People with multiple sclerosis (MS) experience symptoms in multiple domains. High-quality patient-reported outcomes (PROs) that assess multiple domains can aid healthcare providers in assessing these symptoms and may support remote disease monitoring. The “SymptoMScreen” PRO correlates with other PROs in MS; however, whether the SymptoMScreen or its component domains are associated with performance-based or clinician-assessed outcomes is unknown.
Dr. Gary Cutter, professor in the department of biostatistics at the University of Alabama at Birmingham School of Public Health collaborated with a team of researchers from across the country to validate SymptoMScreen and its domains against performance-based, clinician-assessed measures or other well-validated diagnostic tools.
The research team recruited participants with MS from a large tertiary care center. At routine clinic visits participants completed the MS performance test (MSPT), which is an iPad-based application that objectively assesses walking speed, manual dexterity, processing speed, and low contrast letter acuity. Expanded Disability Status Scale (EDSS) scores were assessed in a subset. Participants also completed an online SymptoMScreen following clinic visits. They assessed criterion and construct validity by calculating Spearman rank correlations between the 12 SymptoMScreen domains and respective clinical outcomes. They evaluated test-retest reliability using intra-class correlation coefficients [ICC], and internal consistency reliability using Cronbach’s alpha.
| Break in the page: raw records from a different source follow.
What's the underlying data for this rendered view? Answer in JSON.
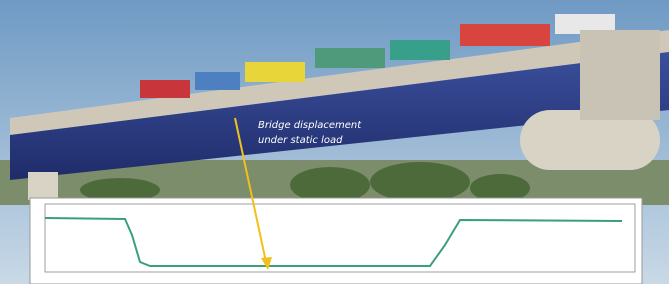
{
  "annotation": {
    "lines": [
      "Bridge displacement",
      "under static load"
    ]
  }
}
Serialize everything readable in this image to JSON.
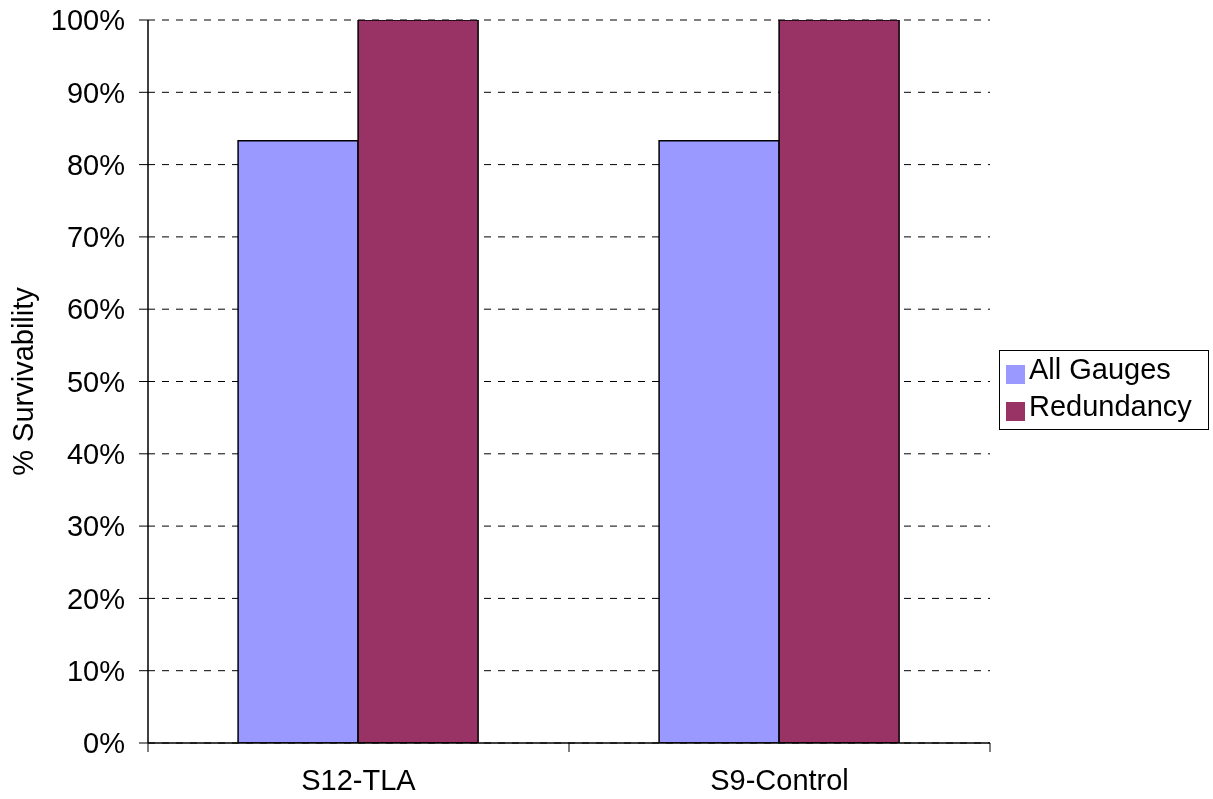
{
  "chart_data": {
    "type": "bar",
    "categories": [
      "S12-TLA",
      "S9-Control"
    ],
    "series": [
      {
        "name": "All Gauges",
        "color": "#9999ff",
        "values": [
          83.3,
          83.3
        ]
      },
      {
        "name": "Redundancy",
        "color": "#993366",
        "values": [
          100,
          100
        ]
      }
    ],
    "ylabel": "% Survivability",
    "ylim": [
      0,
      100
    ],
    "yticks": [
      {
        "value": 0,
        "label": "0%"
      },
      {
        "value": 10,
        "label": "10%"
      },
      {
        "value": 20,
        "label": "20%"
      },
      {
        "value": 30,
        "label": "30%"
      },
      {
        "value": 40,
        "label": "40%"
      },
      {
        "value": 50,
        "label": "50%"
      },
      {
        "value": 60,
        "label": "60%"
      },
      {
        "value": 70,
        "label": "70%"
      },
      {
        "value": 80,
        "label": "80%"
      },
      {
        "value": 90,
        "label": "90%"
      },
      {
        "value": 100,
        "label": "100%"
      }
    ],
    "grid": "y",
    "legend": "right"
  }
}
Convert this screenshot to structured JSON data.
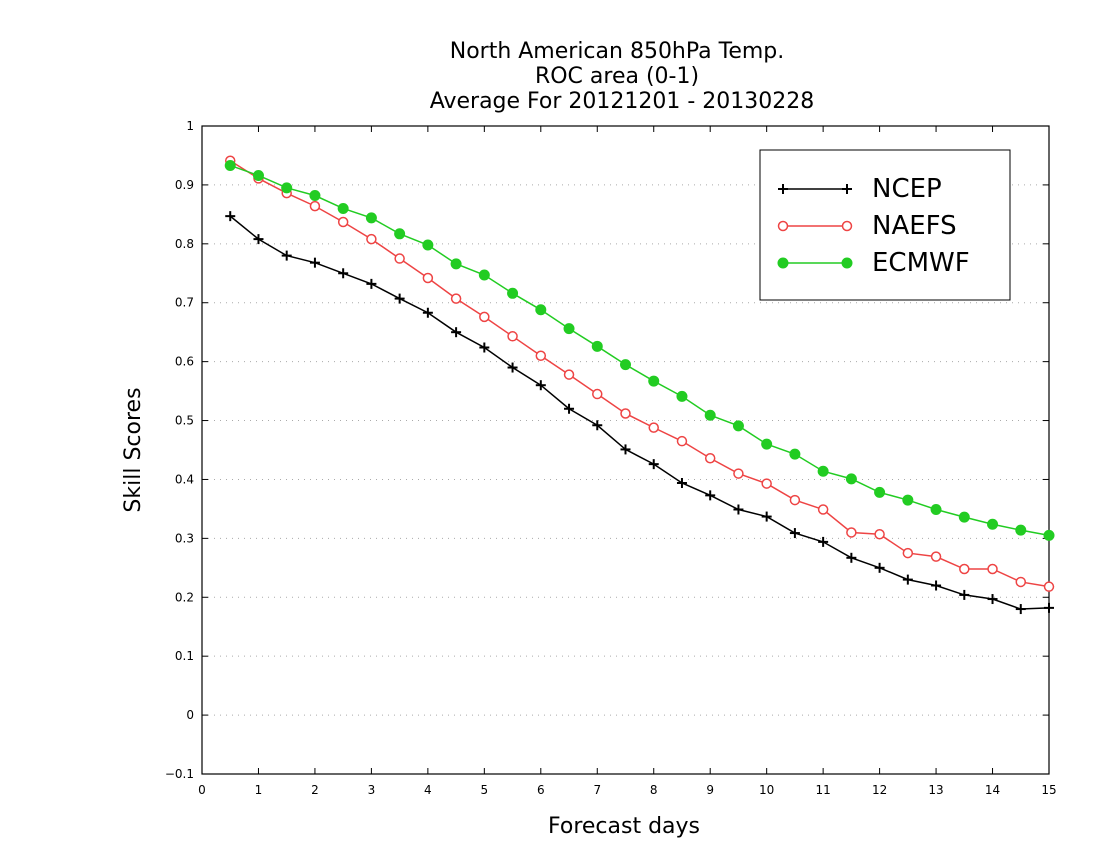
{
  "chart_data": {
    "type": "line",
    "title_lines": [
      "North American 850hPa Temp.",
      "ROC area (0-1)",
      "Average For 20121201 - 20130228"
    ],
    "xlabel": "Forecast days",
    "ylabel": "Skill Scores",
    "xlim": [
      0,
      15
    ],
    "ylim": [
      -0.1,
      1
    ],
    "x_ticks": [
      "0",
      "1",
      "2",
      "3",
      "4",
      "5",
      "6",
      "7",
      "8",
      "9",
      "10",
      "11",
      "12",
      "13",
      "14",
      "15"
    ],
    "y_ticks": [
      "−0.1",
      "0",
      "0.1",
      "0.2",
      "0.3",
      "0.4",
      "0.5",
      "0.6",
      "0.7",
      "0.8",
      "0.9",
      "1"
    ],
    "grid": "horizontal dotted",
    "legend_position": "top-right",
    "x": [
      0.5,
      1,
      1.5,
      2,
      2.5,
      3,
      3.5,
      4,
      4.5,
      5,
      5.5,
      6,
      6.5,
      7,
      7.5,
      8,
      8.5,
      9,
      9.5,
      10,
      10.5,
      11,
      11.5,
      12,
      12.5,
      13,
      13.5,
      14,
      14.5,
      15
    ],
    "series": [
      {
        "name": "NCEP",
        "color": "#000000",
        "marker": "plus",
        "values": [
          0.847,
          0.808,
          0.78,
          0.768,
          0.75,
          0.732,
          0.707,
          0.683,
          0.65,
          0.624,
          0.59,
          0.56,
          0.52,
          0.492,
          0.451,
          0.426,
          0.394,
          0.373,
          0.349,
          0.337,
          0.309,
          0.294,
          0.267,
          0.25,
          0.23,
          0.22,
          0.204,
          0.197,
          0.18,
          0.182
        ]
      },
      {
        "name": "NAEFS",
        "color": "#ee4444",
        "marker": "open-circle",
        "values": [
          0.941,
          0.911,
          0.886,
          0.864,
          0.837,
          0.808,
          0.775,
          0.742,
          0.707,
          0.676,
          0.643,
          0.61,
          0.578,
          0.545,
          0.512,
          0.488,
          0.465,
          0.436,
          0.41,
          0.393,
          0.365,
          0.349,
          0.31,
          0.307,
          0.275,
          0.269,
          0.248,
          0.248,
          0.226,
          0.218
        ]
      },
      {
        "name": "ECMWF",
        "color": "#22cc22",
        "marker": "filled-circle",
        "values": [
          0.933,
          0.916,
          0.895,
          0.882,
          0.86,
          0.844,
          0.817,
          0.798,
          0.766,
          0.747,
          0.716,
          0.688,
          0.656,
          0.626,
          0.595,
          0.567,
          0.541,
          0.509,
          0.491,
          0.46,
          0.443,
          0.414,
          0.401,
          0.378,
          0.365,
          0.349,
          0.336,
          0.324,
          0.314,
          0.305
        ]
      }
    ]
  }
}
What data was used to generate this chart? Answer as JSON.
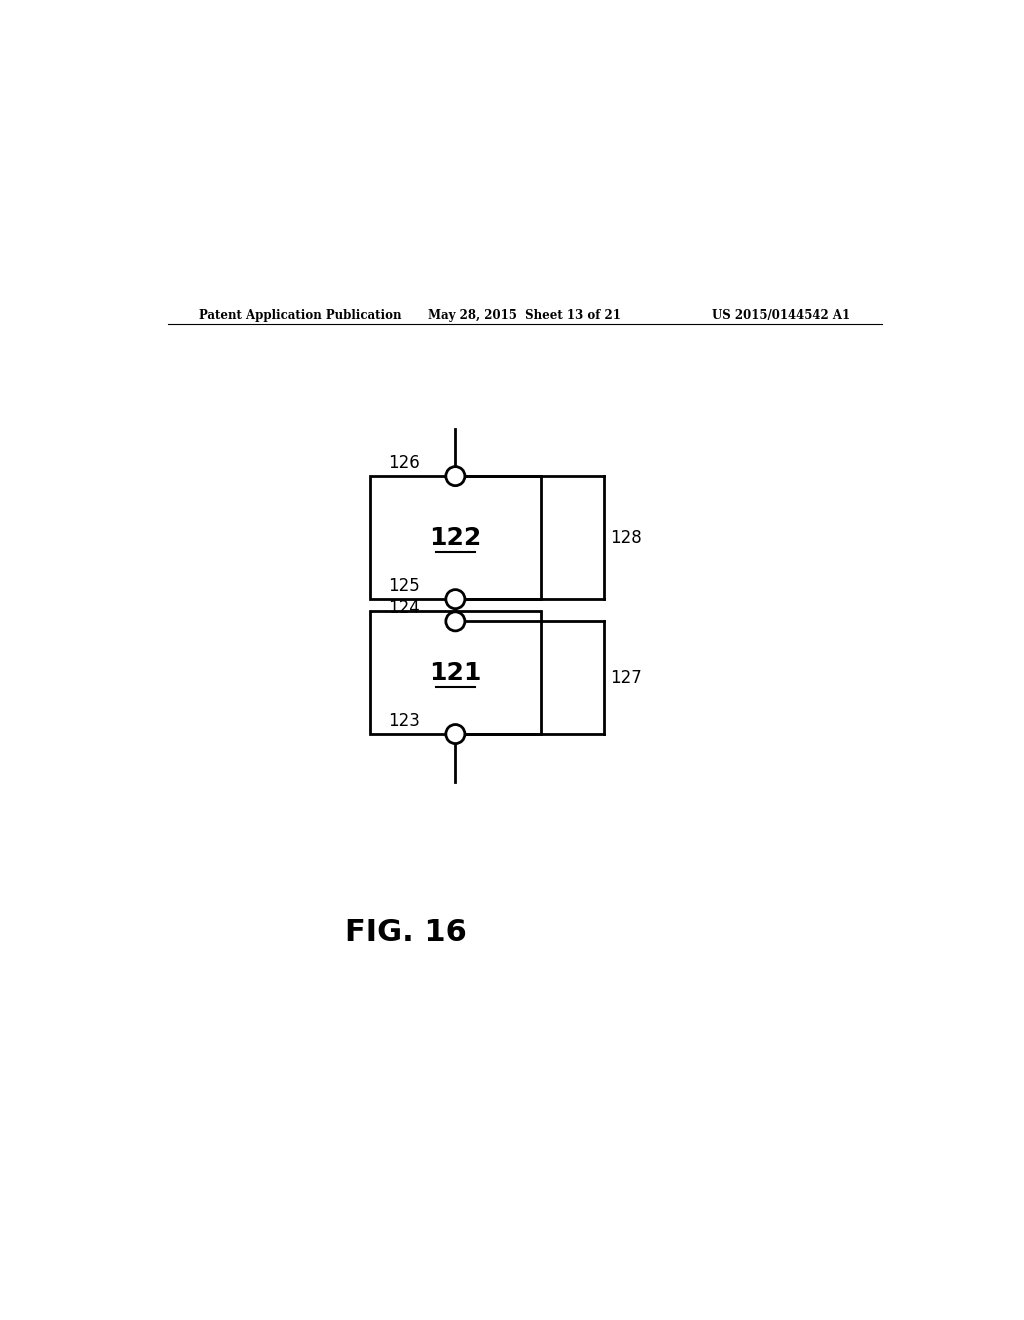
{
  "bg_color": "#ffffff",
  "header_left": "Patent Application Publication",
  "header_mid": "May 28, 2015  Sheet 13 of 21",
  "header_right": "US 2015/0144542 A1",
  "fig_label": "FIG. 16",
  "box1_label": "122",
  "box2_label": "121",
  "label_126": "126",
  "label_125": "125",
  "label_124": "124",
  "label_123": "123",
  "label_128": "128",
  "label_127": "127",
  "lw": 2.0
}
The 102 participants were predominantly female (78 percent), of average age [standard deviation]: 47.6 [12.3] years, with an average disease duration: 13.1 [10.0] years); 60 participants completed the SymptoMScreen and EDSS. Composite SymptoMScreen scores were associated with EDSS (r = 0.71; 95 percent CI 0.54, 0.83). For individual domains, strong correlations were observed between mobility scores and walking speed (r = 0.63; 95 percent CI: 0.48, 0.75) and hand function scores with manual dexterity (r = 0.52; 95% CI: 0.36, 0.65). More moderate correlations were detected for the cognition domain with processing speed (r=-0.37; 95 percent CI: -0.53, -0.18) and for the visual function domain with low contrast letter acuity at 2.5 percent contrast (r=-0.33; 95 percent CI -0.54, -0.08). Both test-retest and internal consistency reliability measures for overall SymptoMScreen scores were high (ICC: 0.88; 95 percent CI: 0.80, 0.93; Cronbach’s alpha: 0.93; 95 percent CI: 0.90, 96).
The authors concluded that the SymptoMScreen is practical outcome measure whose subscales may provide a valid assessment of corresponding performance-based and clinician-assessed measures among people with MS with mild-to-moderate disability.